Attorneys General in California, Nevada Join Forces to Investigate Mortgage Fraud
by Laura Mahoney, Reproduced with Permission from Banking Daily
SACRAMENTO, Calif.–The attorneys general of California and Nevada said Dec. 6 they have formed an alliance through which they will share evidence, witnesses, litigation strategies, and subpoenas as they investigate misconduct and fraud in the mortgage industry.
California Attorney General Kamala Harris (D) and Nevada Attorney General Catherine Cortez Masto (D) said they are joining forces to speed up investigations and assist homeowners more quickly in the two states hit most heavily by the mortgage meltdown. They will assist each other as they pursue independent prosecutions, they said.
‘These homeowners want accountability and consequence, and they deserve both,’ Harris said at a joint news conference in Los Angeles.

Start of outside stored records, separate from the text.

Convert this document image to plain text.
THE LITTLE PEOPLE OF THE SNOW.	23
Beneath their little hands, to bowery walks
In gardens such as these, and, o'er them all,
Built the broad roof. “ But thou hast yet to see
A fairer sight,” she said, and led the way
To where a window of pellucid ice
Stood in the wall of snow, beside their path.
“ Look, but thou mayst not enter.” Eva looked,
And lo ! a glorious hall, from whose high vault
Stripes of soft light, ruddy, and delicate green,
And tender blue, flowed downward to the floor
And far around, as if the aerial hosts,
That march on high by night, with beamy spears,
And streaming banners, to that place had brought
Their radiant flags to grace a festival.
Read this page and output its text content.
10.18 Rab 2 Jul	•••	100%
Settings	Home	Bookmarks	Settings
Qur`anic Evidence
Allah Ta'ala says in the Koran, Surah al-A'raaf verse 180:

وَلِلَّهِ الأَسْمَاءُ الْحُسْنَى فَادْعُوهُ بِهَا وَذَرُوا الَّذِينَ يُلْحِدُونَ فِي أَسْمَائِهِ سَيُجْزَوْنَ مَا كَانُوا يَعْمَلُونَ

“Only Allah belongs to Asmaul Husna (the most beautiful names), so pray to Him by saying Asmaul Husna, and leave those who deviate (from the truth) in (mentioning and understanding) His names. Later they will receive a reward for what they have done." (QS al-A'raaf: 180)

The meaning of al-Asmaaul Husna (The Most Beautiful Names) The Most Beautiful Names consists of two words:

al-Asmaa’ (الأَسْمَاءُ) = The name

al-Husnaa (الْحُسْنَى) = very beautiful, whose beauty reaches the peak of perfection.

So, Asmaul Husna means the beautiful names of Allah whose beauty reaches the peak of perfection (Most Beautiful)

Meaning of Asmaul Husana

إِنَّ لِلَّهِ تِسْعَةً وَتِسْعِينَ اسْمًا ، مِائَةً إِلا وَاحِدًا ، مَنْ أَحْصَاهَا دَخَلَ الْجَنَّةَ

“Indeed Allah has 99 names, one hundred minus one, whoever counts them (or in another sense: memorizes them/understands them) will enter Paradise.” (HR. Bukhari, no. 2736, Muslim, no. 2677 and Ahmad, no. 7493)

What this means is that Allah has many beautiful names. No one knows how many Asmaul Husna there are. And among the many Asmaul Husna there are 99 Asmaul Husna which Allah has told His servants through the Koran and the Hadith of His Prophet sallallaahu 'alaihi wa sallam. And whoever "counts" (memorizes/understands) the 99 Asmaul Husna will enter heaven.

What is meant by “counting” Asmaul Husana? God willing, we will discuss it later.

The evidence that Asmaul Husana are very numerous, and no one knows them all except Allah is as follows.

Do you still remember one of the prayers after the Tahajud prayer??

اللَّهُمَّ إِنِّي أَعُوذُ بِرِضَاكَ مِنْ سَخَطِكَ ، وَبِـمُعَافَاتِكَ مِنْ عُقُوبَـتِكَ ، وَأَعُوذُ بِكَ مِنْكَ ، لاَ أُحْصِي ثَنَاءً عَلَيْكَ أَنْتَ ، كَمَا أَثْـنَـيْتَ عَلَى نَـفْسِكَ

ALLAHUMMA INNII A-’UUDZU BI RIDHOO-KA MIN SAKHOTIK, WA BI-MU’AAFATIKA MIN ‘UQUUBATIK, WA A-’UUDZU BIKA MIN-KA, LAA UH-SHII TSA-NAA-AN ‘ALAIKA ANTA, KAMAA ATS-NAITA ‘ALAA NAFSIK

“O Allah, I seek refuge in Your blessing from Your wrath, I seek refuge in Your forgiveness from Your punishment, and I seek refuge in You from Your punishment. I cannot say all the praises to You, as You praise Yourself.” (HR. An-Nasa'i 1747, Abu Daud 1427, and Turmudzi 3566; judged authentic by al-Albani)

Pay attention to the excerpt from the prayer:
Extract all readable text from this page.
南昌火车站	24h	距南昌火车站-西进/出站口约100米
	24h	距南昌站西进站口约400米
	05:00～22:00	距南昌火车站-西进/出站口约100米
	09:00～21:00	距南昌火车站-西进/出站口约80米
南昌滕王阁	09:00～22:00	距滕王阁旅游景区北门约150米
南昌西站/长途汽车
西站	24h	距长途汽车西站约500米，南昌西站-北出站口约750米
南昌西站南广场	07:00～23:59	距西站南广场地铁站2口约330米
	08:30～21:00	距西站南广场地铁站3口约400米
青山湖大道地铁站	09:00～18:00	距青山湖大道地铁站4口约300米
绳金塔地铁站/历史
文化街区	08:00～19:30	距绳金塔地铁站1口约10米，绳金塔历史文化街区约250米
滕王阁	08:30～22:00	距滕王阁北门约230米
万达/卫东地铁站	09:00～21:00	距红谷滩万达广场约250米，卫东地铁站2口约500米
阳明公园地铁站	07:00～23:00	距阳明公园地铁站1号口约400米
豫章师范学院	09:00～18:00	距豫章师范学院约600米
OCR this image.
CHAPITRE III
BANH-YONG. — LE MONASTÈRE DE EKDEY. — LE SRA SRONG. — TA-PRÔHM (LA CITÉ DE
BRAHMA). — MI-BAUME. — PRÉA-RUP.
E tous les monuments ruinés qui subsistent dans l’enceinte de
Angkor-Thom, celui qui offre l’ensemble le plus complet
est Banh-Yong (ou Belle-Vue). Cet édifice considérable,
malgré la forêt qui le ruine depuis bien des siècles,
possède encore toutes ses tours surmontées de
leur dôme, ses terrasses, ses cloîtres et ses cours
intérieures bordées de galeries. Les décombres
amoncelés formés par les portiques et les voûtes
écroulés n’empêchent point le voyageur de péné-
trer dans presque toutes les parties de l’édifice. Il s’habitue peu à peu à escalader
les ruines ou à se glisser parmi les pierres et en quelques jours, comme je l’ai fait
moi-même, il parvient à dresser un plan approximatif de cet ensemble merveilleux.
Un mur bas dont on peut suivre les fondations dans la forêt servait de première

The alliance makes sense because both states have high foreclosure rates, and have non-judicial foreclosure laws through which banks can foreclose on homeowners without court oversight. Foreclosures can happen in as little as nine months, Harris said.
In addition, some lenders, servicers, lawyers and others involved in fraudulent schemes or illegal conduct operate in both states.
Nevada and California have both pulled out of ongoing talks between attorneys general around the country and large banks in an attempt to reach a global settlement regarding mortgage and foreclosure practices.
Harris said she and Masto welcome collaborations with other state AGs who want to work with them in similar alliances.
Consumer Federation of California spokesman Zack Kaldveer told BNA in an e-mail the alliance is a positive step, and a direct contrast to the national talks that the two states rightfully left.
‘Whether these latest efforts will result in real relief for homeowners is yet to be seen, but until there is accountability, and a full vetting of the facts, no relief will ever come,’ Kaldveer said. ‘This alliance represents a necessary step in the march towards justice for California homeowners still suffering from a Great Recession caused in large part by a Wall Street Ponzi scheme.’
A spokesperson for the California Bankers Association was unavailable for comment late Dec. 6.